The step-growth thiol-ene photoclick hydrogels also demonstrated the ability for 3D culture of pancreatic β-cells. Cells encapsulated in the thiol-ene hydrogels formed spherical clusters naturally and were retrieved via rapid chymotrypsin-mediated gel erosion. The recovered cell spheroids released insulin upon glucose treatment, demonstrating the cytocompatibility of thiol-ene hydrogels and the enzymic mechanism of cell spheroids recovery [42]. Hydrogels synthesized by a step-growth reaction mechanism via thiol-norbornene photopolymerization have also been reported to be with rapid gelation time and high cell viability for cell encapsulated [43]. It has also been demonstrated that the hydrogel combined the advantages of ideal, homogeneous polymer network formation, facile incorporation of peptides without post-synthetic modification, and spatial and temporal control over the network evolution into a single system with enzyme- and cell-responsive characteristics. The high degree of spatial and temporal control over gelation, combined with robust material properties, makes step-growth thiol-ene photoclick hydrogels hydrogels an excellent tool for a variety of medical applications.

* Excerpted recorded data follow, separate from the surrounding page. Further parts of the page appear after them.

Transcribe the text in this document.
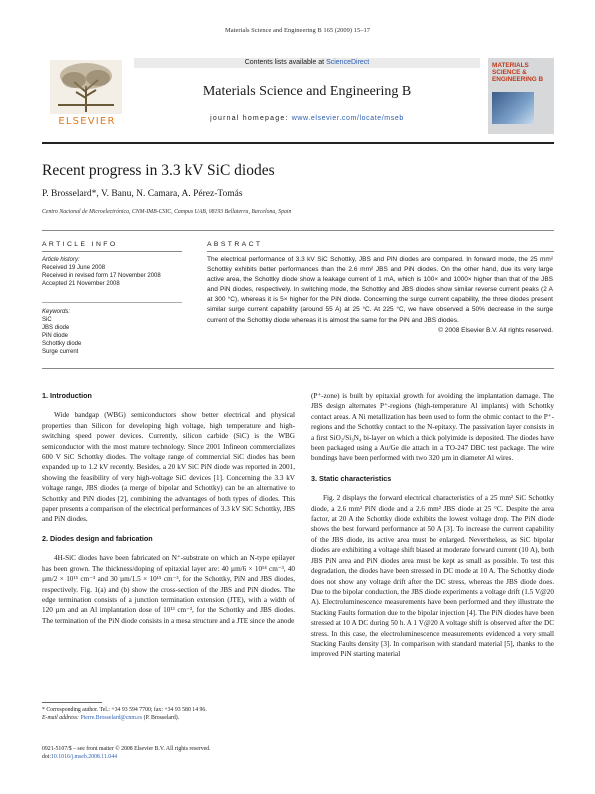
Materials Science and Engineering B 165 (2009) 15–17
ELSEVIER
Contents lists available at ScienceDirect
Materials Science and Engineering B
journal homepage: www.elsevier.com/locate/mseb
MATERIALS SCIENCE & ENGINEERING B
Recent progress in 3.3 kV SiC diodes
P. Brosselard*, V. Banu, N. Camara, A. Pérez-Tomás
Centro Nacional de Microelectrónica, CNM-IMB-CSIC, Campus UAB, 08193 Bellaterra, Barcelona, Spain
ARTICLE INFO	ABSTRACT
Article history:
Received 19 June 2008
Received in revised form 17 November 2008
Accepted 21 November 2008
Keywords:
SiC
JBS diode
PiN diode
Schottky diode
Surge current
The electrical performance of 3.3 kV SiC Schottky, JBS and PiN diodes are compared. In forward mode, the 25 mm² Schottky exhibits better performances than the 2.6 mm² JBS and PiN diodes. On the other hand, due its very large active area, the Schottky diode show a leakage current of 1 mA, which is 100× and 1000× higher than that of the JBS and PiN diodes, respectively. In switching mode, the Schottky and JBS diodes show similar reverse current peaks (2 A at 300 °C), whereas it is 5× higher for the PiN diode. Concerning the surge current capability, the three diodes present similar surge current capability (around 55 A) at 25 °C. At 225 °C, we have observed a 50% decrease in the surge current of the Schottky diode whereas it is almost the same for the PiN and JBS diodes.
© 2008 Elsevier B.V. All rights reserved.
1. Introduction

Wide bandgap (WBG) semiconductors show better electrical and physical properties than Silicon for developing high voltage, high temperature and high-switching speed power devices. Currently, silicon carbide (SiC) is the WBG semiconductor with the most mature technology. Since 2001 Infineon commercializes 600 V SiC Schottky diodes. The voltage range of commercial SiC diodes has been expanded up to 1.2 kV recently. Besides, a 20 kV SiC PiN diode was reported in 2001, showing the feasibility of very high-voltage SiC devices [1]. Concerning the 3.3 kV voltage range, JBS diodes (a merge of bipolar and Schottky) can be an alternative to Schottky and PiN diodes [2], combining the advantages of both types of diodes. This paper presents a comparison of the electrical performances of 3.3 kV SiC Schottky, JBS and PiN diodes.

2. Diodes design and fabrication

4H-SiC diodes have been fabricated on N⁺-substrate on which an N-type epilayer has been grown. The thickness/doping of epitaxial layer are: 40 µm/6 × 10¹⁴ cm⁻³, 40 µm/2 × 10¹⁵ cm⁻³ and 30 µm/1.5 × 10¹⁵ cm⁻³, for the Schottky, PiN and JBS diodes, respectively. Fig. 1(a) and (b) show the cross-section of the JBS and PiN diodes. The edge termination consists of a junction termination extension (JTE), with a width of 120 µm and an Al implantation dose of 10¹³ cm⁻³, for the Schottky and JBS diodes. The termination of the PiN diode consists in a mesa structure and a JTE since the anode

(P⁺-zone) is built by epitaxial growth for avoiding the implantation damage. The JBS design alternates P⁺-regions (high-temperature Al implants) with Schottky contact areas. A Ni metallization has been used to form the ohmic contact to the P⁺-regions and the Schottky contact to the N-epitaxy. The passivation layer consists in a first SiO₂/Si₃N₄ bi-layer on which a thick polyimide is deposited. The diodes have been packaged using a Au/Ge die attach in a TO-247 DBC test package. The wire bondings have been performed with two 320 µm in diameter Al wires.

3. Static characteristics

Fig. 2 displays the forward electrical characteristics of a 25 mm² SiC Schottky diode, a 2.6 mm² PiN diode and a 2.6 mm² JBS diode at 25 °C. Despite the area factor, at 20 A the Schottky diode exhibits the lowest voltage drop. The PiN diode shows the best forward performance at 50 A [3]. To increase the current capability of the JBS diode, its active area must be enlarged. Nevertheless, as SiC bipolar diodes are exhibiting a voltage shift biased at moderate forward current (10 A), both JBS PiN area and PiN diodes area must be kept as small as possible. To test this degradation, the diodes have been stressed in DC mode at 10 A. The Schottky diode does not show any voltage drift after the DC stress, whereas the JBS diode does. Due to the bipolar conduction, the JBS diode experiments a voltage drift (1.5 V@20 A). Electroluminescence measurements have been performed and they illustrate the Stacking Faults formation due to the bipolar injection [4]. The PiN diodes have been stressed at 10 A DC during 50 h. A 1 V@20 A voltage shift is observed after the DC stress. In this case, the electroluminescence measurements evidenced a very small Stacking Faults density [3]. In comparison with standard material [5], thanks to the improved PiN starting material

* Corresponding author. Tel.: +34 93 594 7700; fax: +34 93 580 14 96.
E-mail address: Pierre.Brosselard@cnm.es (P. Brosselard).
0921-5107/$ – see front matter © 2008 Elsevier B.V. All rights reserved.
doi:10.1016/j.mseb.2008.11.044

In 2006, Engler et al. demonstrated that microenvironments appear important in stem-cell lineage specification. Soft matrices that mimic brain are neurogenic, stiffer matrices that mimic muscle are myogenic, and comparatively rigid matrices that mimic collagenous bone prove osteogenic [44]. As for naive MSCs, during the initial week in culture, reprogramming of these lineages is possible with addition of soluble induction factors, but after several weeks in culture, the cells commit to the lineage specified by matrix elasticity, consistent with the elasticity-insensitive commitment of differentiated cell types. The results have significant implications for understanding physical effects of the in vivo microenvironment and also for therapeutic uses of stem cells, but it can be difficult to adequately characterize or control with soft tissues or static in vitro models. Hence, the photo enhanced hydrogel provides a unique and dynamic way for studying relationships of the stem-cell differentiation and the microenvironment changes.